O professor Freeman estima que os salários chineses dobraram, nos anos 90, e que, se esse ritmo se mantiver, atingirão níveis semelhantes aos do Ocidente dentro de 30 anos. Para os países emergentes como um todo, o processo pode levar entre 40 e 50 anos. Enquanto isso, haverá pressões de queda de salário sobre muitos dos assalariados do Ocidente.
À medida que a globalização amplia a riqueza, deve certamente existir alguma maneira de transferir parte desses ganhos aos trabalhadores ocidentais, que de outra maneira sairiam prejudicados. Uma dificuldade é descobrir como fazê-la sem matar a galinha dos ovos de ouro, sem desencorajar o investimento ou a inovação naqueles países ocidentais que estão tentando a transferência.
A definição acima é um resumo dos mais brutos e contém muitos problemas ainda não resolvidos. A resposta das lideranças políticas e empresariais do mundo é instar os cidadãos ocidentais a adquirir mais e mais capacitação em alta tecnologia, de modo que se mantenham sempre um passo à frente de seus competidores asiáticos.

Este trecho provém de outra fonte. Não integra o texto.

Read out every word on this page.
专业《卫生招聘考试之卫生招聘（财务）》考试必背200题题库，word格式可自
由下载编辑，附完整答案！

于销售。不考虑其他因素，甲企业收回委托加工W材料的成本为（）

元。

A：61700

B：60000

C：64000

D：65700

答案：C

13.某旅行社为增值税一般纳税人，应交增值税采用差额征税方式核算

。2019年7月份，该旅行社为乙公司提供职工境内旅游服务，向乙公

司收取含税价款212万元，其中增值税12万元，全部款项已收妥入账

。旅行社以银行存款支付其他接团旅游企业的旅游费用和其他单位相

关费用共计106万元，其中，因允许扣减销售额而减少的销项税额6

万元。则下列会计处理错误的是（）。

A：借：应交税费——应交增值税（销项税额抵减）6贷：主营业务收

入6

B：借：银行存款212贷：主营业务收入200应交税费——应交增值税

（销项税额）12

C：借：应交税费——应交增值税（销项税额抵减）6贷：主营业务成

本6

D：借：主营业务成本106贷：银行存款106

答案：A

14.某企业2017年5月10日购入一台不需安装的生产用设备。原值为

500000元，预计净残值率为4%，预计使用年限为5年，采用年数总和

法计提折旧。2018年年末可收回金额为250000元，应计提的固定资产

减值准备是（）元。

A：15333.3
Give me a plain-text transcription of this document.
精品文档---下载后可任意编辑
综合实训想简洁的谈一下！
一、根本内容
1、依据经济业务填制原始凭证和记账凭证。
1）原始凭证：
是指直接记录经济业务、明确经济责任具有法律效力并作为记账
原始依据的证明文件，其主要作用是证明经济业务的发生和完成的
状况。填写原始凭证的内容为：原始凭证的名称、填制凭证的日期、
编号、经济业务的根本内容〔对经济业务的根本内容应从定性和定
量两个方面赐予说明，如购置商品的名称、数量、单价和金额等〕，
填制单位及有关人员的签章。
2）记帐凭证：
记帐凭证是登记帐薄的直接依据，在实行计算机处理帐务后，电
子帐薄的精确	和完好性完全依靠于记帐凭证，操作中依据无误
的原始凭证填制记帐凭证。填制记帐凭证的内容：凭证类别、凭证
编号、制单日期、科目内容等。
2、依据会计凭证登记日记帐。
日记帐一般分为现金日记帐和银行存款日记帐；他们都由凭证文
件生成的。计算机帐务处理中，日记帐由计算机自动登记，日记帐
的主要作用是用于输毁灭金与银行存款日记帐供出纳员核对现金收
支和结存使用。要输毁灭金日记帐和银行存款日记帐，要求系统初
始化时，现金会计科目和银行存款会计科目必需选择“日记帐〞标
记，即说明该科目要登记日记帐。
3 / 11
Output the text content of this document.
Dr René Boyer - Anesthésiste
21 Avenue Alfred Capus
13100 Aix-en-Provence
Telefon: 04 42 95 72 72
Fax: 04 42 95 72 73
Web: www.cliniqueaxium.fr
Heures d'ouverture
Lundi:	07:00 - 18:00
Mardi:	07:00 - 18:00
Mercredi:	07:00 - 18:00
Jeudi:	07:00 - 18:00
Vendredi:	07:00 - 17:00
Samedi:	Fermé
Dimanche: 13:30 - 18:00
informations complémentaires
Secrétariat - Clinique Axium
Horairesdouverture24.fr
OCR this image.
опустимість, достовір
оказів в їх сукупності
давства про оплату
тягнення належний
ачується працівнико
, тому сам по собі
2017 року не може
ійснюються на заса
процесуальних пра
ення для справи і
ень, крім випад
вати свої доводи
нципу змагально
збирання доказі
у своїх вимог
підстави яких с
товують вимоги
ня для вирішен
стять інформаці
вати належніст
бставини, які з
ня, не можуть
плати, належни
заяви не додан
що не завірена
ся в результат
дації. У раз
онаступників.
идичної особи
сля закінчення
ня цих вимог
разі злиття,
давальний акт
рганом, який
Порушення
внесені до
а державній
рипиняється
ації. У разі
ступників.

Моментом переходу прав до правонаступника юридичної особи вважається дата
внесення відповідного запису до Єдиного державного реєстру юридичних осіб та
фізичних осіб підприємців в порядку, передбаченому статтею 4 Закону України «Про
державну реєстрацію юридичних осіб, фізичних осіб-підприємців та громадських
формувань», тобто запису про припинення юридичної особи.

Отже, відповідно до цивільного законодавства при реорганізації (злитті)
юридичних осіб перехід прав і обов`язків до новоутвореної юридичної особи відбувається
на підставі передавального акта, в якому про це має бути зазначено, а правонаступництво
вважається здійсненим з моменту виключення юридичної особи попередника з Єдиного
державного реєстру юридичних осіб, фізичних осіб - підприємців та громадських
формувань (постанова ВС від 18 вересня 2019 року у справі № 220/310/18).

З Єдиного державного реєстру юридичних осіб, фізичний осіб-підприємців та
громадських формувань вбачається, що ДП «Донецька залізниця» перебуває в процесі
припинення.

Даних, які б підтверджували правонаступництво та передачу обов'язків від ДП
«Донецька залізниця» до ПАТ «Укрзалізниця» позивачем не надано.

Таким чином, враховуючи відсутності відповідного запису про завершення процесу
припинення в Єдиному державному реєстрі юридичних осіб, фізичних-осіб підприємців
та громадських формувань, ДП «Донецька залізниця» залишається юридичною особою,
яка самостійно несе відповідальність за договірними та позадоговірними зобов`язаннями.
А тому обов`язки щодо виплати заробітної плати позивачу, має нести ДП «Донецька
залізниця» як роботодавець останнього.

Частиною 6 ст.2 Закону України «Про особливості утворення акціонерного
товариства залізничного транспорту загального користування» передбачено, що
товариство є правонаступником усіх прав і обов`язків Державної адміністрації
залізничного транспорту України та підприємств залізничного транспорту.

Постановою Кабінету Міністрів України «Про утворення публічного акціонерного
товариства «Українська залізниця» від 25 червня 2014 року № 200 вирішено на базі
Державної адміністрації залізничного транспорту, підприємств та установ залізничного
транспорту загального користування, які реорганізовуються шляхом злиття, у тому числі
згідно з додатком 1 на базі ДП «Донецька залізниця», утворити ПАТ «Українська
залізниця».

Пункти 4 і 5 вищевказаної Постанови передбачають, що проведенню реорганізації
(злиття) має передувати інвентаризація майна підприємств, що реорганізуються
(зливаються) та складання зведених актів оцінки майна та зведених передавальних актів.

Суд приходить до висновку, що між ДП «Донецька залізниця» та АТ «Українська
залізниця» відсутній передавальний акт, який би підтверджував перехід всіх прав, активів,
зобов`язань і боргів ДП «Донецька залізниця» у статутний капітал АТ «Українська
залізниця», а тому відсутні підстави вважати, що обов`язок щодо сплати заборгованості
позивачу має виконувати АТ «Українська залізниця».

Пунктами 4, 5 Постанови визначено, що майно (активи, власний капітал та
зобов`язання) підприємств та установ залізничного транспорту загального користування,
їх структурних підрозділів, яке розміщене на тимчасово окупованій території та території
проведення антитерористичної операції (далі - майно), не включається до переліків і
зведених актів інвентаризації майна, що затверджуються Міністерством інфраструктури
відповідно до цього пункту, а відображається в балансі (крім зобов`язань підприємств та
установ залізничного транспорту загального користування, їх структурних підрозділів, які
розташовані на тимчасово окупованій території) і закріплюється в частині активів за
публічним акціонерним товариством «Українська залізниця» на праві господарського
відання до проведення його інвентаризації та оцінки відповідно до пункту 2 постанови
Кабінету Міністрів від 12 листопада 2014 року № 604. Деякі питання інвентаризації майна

Dessa maneira, sempre estaremos trabalhando e aprendendo e nos restará pouco tempo para que desfrutemos do produto de nossos esforços.
Uma resposta mais realista, oferecida por alguns economistas, envolve tributar o que eles definem como fatores imóveis de produção, que não podem ser transferidos facilmente a outros locais. Mas não é simples identificá-los. O número de ocupações seguras contra competição internacional vem diminuindo rapidamente, como vemos com o influxo de médicos que oferecem seus serviços no Ocidente ou se envolvem em terceirização de trabalho em seus países de origem.
Existe apenas um fator de produção genuinamente imóvel e que poderia ser tributado sem desencorajar o espírito de iniciativa empresarial. Estamos falando dos terrenos, e com isso não quero dizer apenas estruturas empresariais ou residenciais, que normalmente são tratadas como uma unidade integrada de capital e terra.
O que tenho em mente é espaço puro, que vem obtendo retornos cada vez maiores porque existe em tão pouco volume nos locais mais procurados. Um imposto sobre os terrenos é uma das ferramentas favoritas, há muito tempo, entre os economistas de mercado de tendência não muito esquerdista, mas a idéia jamais foi entendida completamente pelos empresários, políticos ou advogados. O que é necessário agora é transferir a discussão, do financiamento a autoridades locais para o uso gradual de tributos sobre os terrenos, com o objetivo de permitir que os trabalhadores protejam seus padrões de vida e, se possível, transferir a eles alguns dos ganhos auferidos com a unificação da economia mundial.